Het voorgaande brengt met zich dat de behoeftigheid van de vrouw onvoldoende is gebleken, zodat het alimentatieverzoek van de vrouw alsnog zal worden afgewezen. De draagkracht van de man kan onbesproken blijven.
6.2.
Het hof zal de proceskosten in hoger beroep compenseren, nu partijen gewezen echtgenoten zijn en de procedure de bijdrage in het levensonderhoud van de vrouw betreft.

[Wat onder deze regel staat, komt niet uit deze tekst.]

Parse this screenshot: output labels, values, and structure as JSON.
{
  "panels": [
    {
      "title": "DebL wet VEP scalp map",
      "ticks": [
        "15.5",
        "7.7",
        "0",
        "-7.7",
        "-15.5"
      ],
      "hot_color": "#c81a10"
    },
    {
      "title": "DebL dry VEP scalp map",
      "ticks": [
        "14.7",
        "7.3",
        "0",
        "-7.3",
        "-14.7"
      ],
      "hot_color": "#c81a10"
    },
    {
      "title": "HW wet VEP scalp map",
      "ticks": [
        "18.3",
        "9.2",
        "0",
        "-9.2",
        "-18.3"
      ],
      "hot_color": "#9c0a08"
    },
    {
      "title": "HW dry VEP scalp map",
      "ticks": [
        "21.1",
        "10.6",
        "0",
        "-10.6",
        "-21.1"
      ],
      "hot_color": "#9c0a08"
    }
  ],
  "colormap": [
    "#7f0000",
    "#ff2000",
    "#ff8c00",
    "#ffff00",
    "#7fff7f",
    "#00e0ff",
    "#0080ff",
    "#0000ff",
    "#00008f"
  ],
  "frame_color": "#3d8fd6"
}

Het hof heeft een berekening van het netto besteedbaar gezinsinkomen van partijen gemaakt. Een exemplaar van deze berekening is aan deze beschikking gehecht en maakt daarvan deel uit.

7.De beslissing

Het hof:
vernietigt de beschikking van de rechtbank Zeeland-West-Brabant, zittingsplaats Breda, van 26 mei 2023;
en opnieuw beschikkende:
wijst het inleidend verzoek van de vrouw tot vaststelling van een door de man aan haar te betalen bijdrage in haar levensonderhoud alsnog af;
compenseert de kosten van het geding in hoger beroep in die zin, dat elke partij de eigen kosten draagt;
wijst af het meer of anders verzochte.
Deze beschikking is gegeven door mrs. H. van Winkel, E.M.C. Dumoulin en M.J.C. van Leeuwen, en is op 29 februari 2024 uitgesproken in tegenwoordigheid van de griffier.